The problem arose when the council voted 6-2 to settle a lawsuit for $15,000 that a resident had filed against the city. The plaintiff, one Ronald Nicholas, drove a golf cart down a fairway slope on the city’s Frear Park Golf Course in a botched effort to retrieve his ball. In his haste, he managed to flip the cart several times ejecting his passenger, who was unharmed, and injuring himself. According to published reports, Nicholas was trapped inside the cart and tore his left rotator cuff, requiring surgery. His claim was that there were no signs suggesting it was a bad idea to drive a golf cart down a steep hill on a fairway and thus, he wasn’t at fault.
As least one city council member disagreed and voted against the settlement, which was recommended by the city’s corporation council. “He was either drunk and stupid or just stupid and I’m not going to give a man $15,000 for that,” Councilman Kevin McGrath said. One of McGrath’s cohorts on the council, Bob Doherty didn’t agree, suggesting that commenting on Nicholas’ intelligence wasn’t appropriate.
Cases like this play out with alarming frequency in town halls and county legislatures across the state – claims that are technically meritorious (as defined by the law), yet utterly ridiculous. Liability may not be certain, but the settlement amount is carefully calculated to be just a tiny bit less than the city would pay to fight the case. The rational, risk-averse, town manager or city council cuts a check, and the plaintiff and his lawyer split the spoils. “Justice” is served, but are residents better off?

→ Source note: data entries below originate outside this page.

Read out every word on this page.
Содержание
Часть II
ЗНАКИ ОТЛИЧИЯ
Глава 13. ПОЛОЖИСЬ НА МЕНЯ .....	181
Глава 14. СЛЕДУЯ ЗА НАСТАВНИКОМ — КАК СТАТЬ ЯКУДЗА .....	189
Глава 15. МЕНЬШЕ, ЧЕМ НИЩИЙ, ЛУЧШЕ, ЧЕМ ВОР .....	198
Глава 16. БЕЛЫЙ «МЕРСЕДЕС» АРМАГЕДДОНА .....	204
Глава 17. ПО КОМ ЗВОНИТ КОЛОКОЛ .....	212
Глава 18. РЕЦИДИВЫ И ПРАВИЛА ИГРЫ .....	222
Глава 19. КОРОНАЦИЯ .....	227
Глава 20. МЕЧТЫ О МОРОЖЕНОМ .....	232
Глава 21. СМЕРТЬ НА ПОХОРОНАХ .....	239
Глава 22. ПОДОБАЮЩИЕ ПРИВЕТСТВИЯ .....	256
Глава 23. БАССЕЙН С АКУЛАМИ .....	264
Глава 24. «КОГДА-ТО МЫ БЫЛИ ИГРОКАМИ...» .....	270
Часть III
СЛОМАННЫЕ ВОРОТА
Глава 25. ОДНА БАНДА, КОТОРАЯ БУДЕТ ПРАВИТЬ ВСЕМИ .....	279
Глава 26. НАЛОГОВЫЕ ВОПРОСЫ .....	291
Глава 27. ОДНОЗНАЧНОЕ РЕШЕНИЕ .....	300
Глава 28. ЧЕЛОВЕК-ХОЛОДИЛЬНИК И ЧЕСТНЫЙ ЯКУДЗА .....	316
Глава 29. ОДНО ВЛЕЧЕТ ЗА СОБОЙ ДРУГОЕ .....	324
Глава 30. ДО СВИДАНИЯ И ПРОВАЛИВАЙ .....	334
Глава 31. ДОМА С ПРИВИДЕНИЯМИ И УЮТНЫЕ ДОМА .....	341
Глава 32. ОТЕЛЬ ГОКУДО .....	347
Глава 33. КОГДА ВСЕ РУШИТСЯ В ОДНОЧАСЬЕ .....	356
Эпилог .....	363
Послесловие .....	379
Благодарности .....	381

Is this the best way to resolve cases? Recently, the New York Times reported that New York City is taking a different tack and fighting more of these suits. Along with other large cities, they are now instructing their attorneys to aggressively fight nuisance suits in order to send a message to the plaintiff’s bar. This approach, while costly initially, worked well for Chicago, which saw a dramatic decrease in litigation.
On the extreme opposite end of the spectrum, Yuba City, CA recently paid a “serial plaintiff” $15,000 to stop filing frivolous lawsuits. Will this approach pay off for the taxpayers? Somehow, that seems unlikely.
As taxpayers, we’re all footing the bill for these lawsuits. Troy will undoubtedly be putting warning signs on the golf course to avoid future cart-related issues. Of course, don’t be surprised when someone sues when they run into the warning signs.